The PhD project Sexual Health and Burden of Late Effects in Long-Term Breast Cancer Survivors demonstrates that younger breast cancer survivors and those treated with intensive systemic therapies are at increased risk of reduced sexual health and a higher burden of late effects long-term. Moving forward, these breast cancer survivors should be offered closer survivorship care. Breast cancer is the most common form of cancer among women. Breast cancer survivors may experience a broad range of late effects, one of them being reduced sexual health. Our knowledge of this topic among long-term breast cancer survivors is, however, limited. Also, breast cancer survivors may experience several late effects simultaneously. Identification of subgroups with a higher burden of late effects may enable a more focused survivorship care. Based on a nation-wide survey of 1355 breast cancer survivors 8 years after diagnosis, this PhD project explored these issues. About half (52%) of the breast cancer survivors were sexually inactive, mostly due to no interest in sex (35%) and not having a partner (27%). Treatment with aromatase-inhibitor, chemotherapy and the presence of several late effects were associated with reduced sexual health.
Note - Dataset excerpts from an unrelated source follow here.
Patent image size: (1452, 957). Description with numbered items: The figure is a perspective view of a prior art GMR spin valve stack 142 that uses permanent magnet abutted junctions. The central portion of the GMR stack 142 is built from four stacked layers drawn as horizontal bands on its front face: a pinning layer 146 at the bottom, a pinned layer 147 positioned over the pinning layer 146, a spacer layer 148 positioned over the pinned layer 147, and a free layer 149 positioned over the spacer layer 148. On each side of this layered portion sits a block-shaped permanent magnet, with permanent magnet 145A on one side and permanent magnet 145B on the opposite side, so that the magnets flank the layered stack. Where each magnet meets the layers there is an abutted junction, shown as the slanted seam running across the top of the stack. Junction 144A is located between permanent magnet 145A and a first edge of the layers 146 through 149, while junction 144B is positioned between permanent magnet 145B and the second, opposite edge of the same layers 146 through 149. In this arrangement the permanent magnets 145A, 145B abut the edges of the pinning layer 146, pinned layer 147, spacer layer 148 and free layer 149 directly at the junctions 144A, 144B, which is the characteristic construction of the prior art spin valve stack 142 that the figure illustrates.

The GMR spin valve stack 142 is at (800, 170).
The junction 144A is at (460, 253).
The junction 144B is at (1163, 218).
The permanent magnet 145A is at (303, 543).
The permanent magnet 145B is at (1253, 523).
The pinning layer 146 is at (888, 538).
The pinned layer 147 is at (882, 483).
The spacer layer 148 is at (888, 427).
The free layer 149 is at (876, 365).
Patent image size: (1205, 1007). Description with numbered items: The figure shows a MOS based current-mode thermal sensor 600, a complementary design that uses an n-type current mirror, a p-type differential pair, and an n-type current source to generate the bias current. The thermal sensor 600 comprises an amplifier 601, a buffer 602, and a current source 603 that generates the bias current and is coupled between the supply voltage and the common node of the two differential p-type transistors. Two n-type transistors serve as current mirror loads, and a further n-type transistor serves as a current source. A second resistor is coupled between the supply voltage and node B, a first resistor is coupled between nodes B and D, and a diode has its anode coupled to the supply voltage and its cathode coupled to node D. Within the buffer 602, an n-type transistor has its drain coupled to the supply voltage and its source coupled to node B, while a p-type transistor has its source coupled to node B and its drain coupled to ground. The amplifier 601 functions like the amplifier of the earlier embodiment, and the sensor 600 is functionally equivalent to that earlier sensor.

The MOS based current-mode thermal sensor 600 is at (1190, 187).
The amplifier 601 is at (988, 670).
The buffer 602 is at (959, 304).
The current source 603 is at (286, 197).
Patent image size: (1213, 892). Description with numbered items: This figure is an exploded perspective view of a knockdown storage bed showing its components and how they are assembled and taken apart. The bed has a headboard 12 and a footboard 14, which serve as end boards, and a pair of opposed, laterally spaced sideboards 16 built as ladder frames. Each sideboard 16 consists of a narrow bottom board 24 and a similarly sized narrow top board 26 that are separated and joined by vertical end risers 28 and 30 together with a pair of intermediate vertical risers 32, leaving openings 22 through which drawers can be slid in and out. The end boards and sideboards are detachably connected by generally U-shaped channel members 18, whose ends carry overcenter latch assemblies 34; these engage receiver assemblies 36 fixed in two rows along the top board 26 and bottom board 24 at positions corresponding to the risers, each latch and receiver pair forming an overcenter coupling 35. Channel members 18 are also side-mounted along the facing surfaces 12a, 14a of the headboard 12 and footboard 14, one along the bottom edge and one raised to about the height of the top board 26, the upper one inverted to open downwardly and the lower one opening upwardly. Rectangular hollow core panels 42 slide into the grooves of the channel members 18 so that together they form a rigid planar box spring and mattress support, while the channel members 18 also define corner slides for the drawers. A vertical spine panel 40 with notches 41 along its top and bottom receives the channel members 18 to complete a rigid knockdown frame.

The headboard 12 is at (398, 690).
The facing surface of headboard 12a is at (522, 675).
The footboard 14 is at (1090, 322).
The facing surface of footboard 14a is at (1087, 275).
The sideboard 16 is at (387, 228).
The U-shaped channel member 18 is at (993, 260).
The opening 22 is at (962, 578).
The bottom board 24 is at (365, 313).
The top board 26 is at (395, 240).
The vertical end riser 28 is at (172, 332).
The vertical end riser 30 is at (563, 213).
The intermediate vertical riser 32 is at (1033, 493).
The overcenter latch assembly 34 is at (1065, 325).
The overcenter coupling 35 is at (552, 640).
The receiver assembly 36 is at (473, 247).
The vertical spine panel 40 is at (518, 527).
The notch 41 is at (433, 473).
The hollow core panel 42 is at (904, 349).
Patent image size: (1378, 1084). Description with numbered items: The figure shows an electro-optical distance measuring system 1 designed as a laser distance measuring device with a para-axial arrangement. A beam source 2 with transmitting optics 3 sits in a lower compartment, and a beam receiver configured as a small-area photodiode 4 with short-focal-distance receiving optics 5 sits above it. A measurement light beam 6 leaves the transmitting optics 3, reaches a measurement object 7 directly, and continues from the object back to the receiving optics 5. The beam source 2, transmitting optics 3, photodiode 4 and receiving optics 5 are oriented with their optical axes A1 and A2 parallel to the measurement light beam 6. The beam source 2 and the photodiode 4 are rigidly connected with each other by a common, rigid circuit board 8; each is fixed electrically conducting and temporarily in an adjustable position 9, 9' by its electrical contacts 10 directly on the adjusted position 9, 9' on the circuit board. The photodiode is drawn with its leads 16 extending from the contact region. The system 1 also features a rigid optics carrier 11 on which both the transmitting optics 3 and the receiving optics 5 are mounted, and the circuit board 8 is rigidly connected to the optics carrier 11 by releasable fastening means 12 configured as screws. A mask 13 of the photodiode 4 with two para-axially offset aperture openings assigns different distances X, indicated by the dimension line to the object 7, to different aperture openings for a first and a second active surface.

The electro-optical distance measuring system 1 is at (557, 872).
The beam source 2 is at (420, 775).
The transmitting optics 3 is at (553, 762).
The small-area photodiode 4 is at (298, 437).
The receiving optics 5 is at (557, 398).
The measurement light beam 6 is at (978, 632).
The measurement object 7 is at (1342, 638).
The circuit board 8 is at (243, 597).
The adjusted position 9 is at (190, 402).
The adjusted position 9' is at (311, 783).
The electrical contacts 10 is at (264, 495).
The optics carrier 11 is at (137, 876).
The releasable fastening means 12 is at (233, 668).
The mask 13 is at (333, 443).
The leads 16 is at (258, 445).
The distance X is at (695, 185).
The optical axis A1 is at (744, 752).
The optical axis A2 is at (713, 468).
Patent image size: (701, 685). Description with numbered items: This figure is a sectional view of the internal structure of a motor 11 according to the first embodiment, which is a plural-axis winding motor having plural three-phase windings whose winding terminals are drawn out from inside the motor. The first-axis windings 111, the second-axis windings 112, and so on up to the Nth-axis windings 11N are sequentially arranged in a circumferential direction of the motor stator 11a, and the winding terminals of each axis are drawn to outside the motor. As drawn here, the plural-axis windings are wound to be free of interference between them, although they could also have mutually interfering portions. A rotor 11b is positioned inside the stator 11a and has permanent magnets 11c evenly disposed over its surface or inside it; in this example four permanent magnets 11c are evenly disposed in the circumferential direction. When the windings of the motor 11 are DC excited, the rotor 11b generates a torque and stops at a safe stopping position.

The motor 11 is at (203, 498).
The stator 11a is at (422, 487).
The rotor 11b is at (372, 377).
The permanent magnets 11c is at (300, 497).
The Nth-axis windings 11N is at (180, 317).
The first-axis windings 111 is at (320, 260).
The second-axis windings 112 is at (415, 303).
The breast cancer survivors reported poorer sexual health than similar aged women in the general population. The largest differences were observed among breast cancer survivors diagnosed before menopause, and among those treated with both endocrine- and chemotherapy. Three subgroups of breast cancer survivors with different total burden of late effects were identified. Almost half (46%) were categorized as having a low burden of late effects, while 37% and 17% respectively, were categorized as having medium and high burden of late effects. Younger age, combined systemic therapy, higher BMI and physical inactivity were risk factors for having medium- and high burden of late effects.